Supplying Young Macadamia Trees of the Highest Quality
The macadamia trees sold into Zambia arrived in such good condition that their establishment success rate has been over 99%. The advantage of receiving such high-quality macadamia trees that are so healthy gives enormous confidence to farmers who are establishing orchards in this country.
Orchards of macadamia trees are planted in rows in excess of one kilometre long, responding well to the climate and growing conditions of the area.
This has given farmers great confidence in the crop, bearing in mind the high costs involved in establishing macadamia orchards. T&T has taken great care to ensure that every step is planned in small detail, from the plants themselves, to the transportation and the after sales service. Their policy to treat each customer as if they were family is shown in the frequency of visits made to this remote area.
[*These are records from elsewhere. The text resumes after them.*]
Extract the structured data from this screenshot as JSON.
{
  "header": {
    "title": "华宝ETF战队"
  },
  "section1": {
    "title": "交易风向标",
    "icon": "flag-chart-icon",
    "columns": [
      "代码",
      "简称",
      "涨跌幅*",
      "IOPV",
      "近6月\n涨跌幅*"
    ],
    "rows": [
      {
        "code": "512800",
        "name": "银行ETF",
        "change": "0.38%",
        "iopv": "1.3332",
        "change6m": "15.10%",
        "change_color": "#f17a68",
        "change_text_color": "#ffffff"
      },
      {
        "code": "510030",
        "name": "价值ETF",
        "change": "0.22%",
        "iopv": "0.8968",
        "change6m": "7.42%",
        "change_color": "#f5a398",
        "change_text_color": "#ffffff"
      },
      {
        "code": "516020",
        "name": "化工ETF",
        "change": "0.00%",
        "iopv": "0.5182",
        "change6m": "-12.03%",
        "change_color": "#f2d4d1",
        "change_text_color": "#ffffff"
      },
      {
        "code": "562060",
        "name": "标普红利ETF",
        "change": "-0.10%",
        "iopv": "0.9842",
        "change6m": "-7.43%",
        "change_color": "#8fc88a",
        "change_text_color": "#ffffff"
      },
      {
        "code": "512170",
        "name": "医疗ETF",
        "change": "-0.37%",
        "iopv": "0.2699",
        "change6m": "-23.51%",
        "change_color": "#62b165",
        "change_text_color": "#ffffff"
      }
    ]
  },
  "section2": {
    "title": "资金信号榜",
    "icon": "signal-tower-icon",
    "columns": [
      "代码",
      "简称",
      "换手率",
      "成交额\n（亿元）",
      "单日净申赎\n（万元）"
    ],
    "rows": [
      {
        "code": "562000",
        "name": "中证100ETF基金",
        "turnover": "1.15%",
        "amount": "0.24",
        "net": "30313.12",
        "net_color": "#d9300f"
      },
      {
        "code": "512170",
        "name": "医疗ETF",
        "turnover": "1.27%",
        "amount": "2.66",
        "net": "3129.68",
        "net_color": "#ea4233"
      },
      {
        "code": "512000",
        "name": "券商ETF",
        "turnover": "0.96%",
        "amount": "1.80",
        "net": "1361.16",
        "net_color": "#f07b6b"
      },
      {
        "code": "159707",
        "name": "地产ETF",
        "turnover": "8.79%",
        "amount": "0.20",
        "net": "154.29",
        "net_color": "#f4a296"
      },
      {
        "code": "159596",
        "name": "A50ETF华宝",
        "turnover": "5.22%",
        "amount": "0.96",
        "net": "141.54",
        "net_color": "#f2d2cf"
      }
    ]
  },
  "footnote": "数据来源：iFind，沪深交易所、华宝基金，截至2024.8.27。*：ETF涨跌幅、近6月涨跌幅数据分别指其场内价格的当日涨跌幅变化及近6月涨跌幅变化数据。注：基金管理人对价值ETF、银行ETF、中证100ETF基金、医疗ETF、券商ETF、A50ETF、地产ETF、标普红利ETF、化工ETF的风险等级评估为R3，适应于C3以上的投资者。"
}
It involves a 9-hour journey after landing in Lusaka, giving training to the farm workers in the management of the young trees.
With no compromise on quality and the back-up service the establishment success rate has been near perfect. Farmers are very enthusiastic about the partnership. S much so that it’s has led to the establishment grow-out nursery there. This means many more trees can be shipped at a time, as they are younger and smaller, thereby reducing the transport cost per unit. Young trees are ready for shipment 12 months after sowing at the KwaZulu Natal nursery.
The nurserymen at the Zambia grow-out nursery have been trained in macadamia nursery management, systems have been put in place, and daily feedback is sent to T&T to help manage the progress of the remote satellite nursery. It also means that trees are on the ground are available for inspection by would-be new farmers in Zambia, who can monitor and see the progress of their trees for themselves. This also builds confidence and trust in the supply chain.
What to Look for In a Young Macadamia Tree
Now that Zambian farmers can inspect their orders themselves is very important, as an understanding of the young trees’ development give insight into future management and development. It also will give new growers the security they need that they are investing their money wisely.
There are a number of key indicators that need to be checked when inspecting a young macadamia tree. Customers would respect the intellectual property of the grower but are quite within their rights to enter the shaded areas of a nursery. Here the following should be inspected:
A healthy, vigorous root system is the first indicator. Ask the nurseryman to assist exposing the roots in the bag and look at the root density and penetration in the growing medium.
The growing medium itself should be well hydrated and firm, giving stability to the development of the tree. This can be checked by lifting the plant itself when it’s in the bag to check the firmness of the medium. To be sure of the root development you may want check for root distortion, which in nursery terms is called j-root indicting the shape of the root. This can only be done by exposing the root system completely, which would mean removing the plant from the bag and washing the growing medium off the roots.
Better knowing this as any defects here could slow down the growth rate of macadamia trees or even cause them to die.
Uniformity is key. Essentially the trees should all have healthy, shiny leaves. Stems should be straight and strong, with two or more hardened flushes. While some varieties are greener than others the ones that do well in Zambia are Beaumonts, which have a dark green colour. No signs of imperfections should be apparent, and of course be free of insect damage.
The Way Forward
With this sound base and good track record, T&T partnerships with farmers in Zambia will continue t grow. This is largely because of the consistent quality of trees that it produces, the excellent timeframes their growing methods offer clients, and the backup service the Company provides.
With a grow-out nursery n the ground in Zambia customers will have the confidence they are looking for when making this expensive investment. With the future f the macadamia industry looking bright, its predicted that we will see a lot of new macadamia orchard development in the not-too-distant future.